Allowing Oregon to exclude accelerated approval drugs would give drugmakers an additional incentive to complete the required clinical trials, and would ensure that states are paying only for drugs that have been proven to provide a clinical benefit, Oregon said.
That is not always the case under the current system, said Rachel Sachs, a professor at the Washington University School of Law.
“There are cases where a drug manufacturer completes the confirmatory trial on a drug that has received accelerated approval, the trial fails, and the drug stays on the market,” Sachs said. “And the FDA either can’t or won’t remove it. And that raises an important question: should the states and the taxpayers have to spend their limited resources on a product that has no demonstrated evidence of clinical benefit?”
But those who look at the issue of accelerated approval drugs from the standpoint of patients rather than of the Medicaid program as a whole ask a different question: whether it makes sense to allow states to restrict access to lifesaving drugs for low-income patients in the name of cost savings.

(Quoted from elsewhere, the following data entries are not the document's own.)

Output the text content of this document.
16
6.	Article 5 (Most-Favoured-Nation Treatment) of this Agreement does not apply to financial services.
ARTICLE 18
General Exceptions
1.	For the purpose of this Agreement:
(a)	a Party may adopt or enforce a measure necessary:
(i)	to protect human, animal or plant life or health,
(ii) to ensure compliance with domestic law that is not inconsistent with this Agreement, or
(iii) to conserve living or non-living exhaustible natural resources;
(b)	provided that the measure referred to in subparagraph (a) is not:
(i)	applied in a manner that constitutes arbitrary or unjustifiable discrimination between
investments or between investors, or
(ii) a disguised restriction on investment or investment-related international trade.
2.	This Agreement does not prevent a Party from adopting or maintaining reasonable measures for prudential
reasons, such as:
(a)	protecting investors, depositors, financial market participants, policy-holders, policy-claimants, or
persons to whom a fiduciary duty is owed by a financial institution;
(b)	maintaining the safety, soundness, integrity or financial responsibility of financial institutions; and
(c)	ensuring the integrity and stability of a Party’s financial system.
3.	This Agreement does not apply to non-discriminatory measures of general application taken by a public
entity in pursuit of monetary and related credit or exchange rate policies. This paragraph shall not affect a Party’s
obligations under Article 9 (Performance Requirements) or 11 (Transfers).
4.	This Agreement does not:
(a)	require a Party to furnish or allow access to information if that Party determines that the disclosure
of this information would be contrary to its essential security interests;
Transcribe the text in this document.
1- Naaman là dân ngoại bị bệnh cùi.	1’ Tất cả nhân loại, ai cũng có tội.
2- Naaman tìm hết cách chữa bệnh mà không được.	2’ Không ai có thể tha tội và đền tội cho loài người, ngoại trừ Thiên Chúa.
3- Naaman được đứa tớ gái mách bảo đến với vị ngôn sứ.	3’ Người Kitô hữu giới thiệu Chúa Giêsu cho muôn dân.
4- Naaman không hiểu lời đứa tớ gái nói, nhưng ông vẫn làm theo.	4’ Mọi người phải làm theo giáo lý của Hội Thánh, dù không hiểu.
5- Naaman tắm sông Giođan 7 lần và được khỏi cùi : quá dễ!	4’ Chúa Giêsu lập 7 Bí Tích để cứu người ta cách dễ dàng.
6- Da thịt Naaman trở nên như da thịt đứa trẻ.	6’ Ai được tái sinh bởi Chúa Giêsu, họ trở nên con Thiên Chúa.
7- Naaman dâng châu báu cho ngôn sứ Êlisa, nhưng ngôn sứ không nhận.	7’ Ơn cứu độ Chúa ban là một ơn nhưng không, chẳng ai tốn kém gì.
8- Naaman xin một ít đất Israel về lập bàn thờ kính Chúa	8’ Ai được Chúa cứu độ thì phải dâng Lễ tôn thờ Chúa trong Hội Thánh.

“This is a matter of incredible importance for cancer patients,” said Mark Fleury, a principal on the policy development team at the American Cancer Society. “Oncology makes up the lion’s share of accelerated approvals for all drug types, and within oncology, the majority of new molecular entities that have been approved over the past three years have been via accelerated approval.”
The impact on drug availability for patients who have no other treatment options have been dramatic, he said. The accelerated approval process has reduced the time for drugs to hit the market by 3.4 years on average.
“For cancer patients, that can make all the difference,” he said. “This process really is working. It really is granting patients earlier access to life-extending and lifesaving treatments.”
The problem with the Oregon proposal is that its target is the drug companies but its victims are Medicaid enrollees in need of accelerated approval drugs, said Wayne Turner, a senior attorney in the National Health Law Program.
“This isn’t a problem for the individual states to handle through the Section 1115 waiver program,” Turner said. “This is a matter for Congress.”
A variety of policy proposals have surfaced in Congress aimed at reforming the accelerated approval pathway and pressuring drug companies to complete confirmatory clinical trials.
These include allowing the FDA to take quicker action to remove drugs from the market once they have failed to demonstrate clinical benefit, requiring drugmakers to provide a plan for confirmatory trials before obtaining accelerated approval, increasing reporting requirements related to confirmatory trials, and imposing fines on drugmakers that fail to complete the trials.
A proposal floated by MACPAC would require drugmakers to pay increased rebates for accelerated approval drugs.
But looming in the background is a more fundamental issue for Congress to address, said Salo: how to help state Medicaid programs pay for an expected flood of expensive new treatments in the coming years.
“There’s a whole world of new therapies coming our way, we’ve really made it a national priority to go ‘all in’ on innovation, but we haven’t had the follow on conversation about the cost of innovation, and how we’ll pay for it,” he said.
“You’d find a lot of agreement from the states about this: we’re probably going to need help from our federal partners to spread the cost out more broadly.”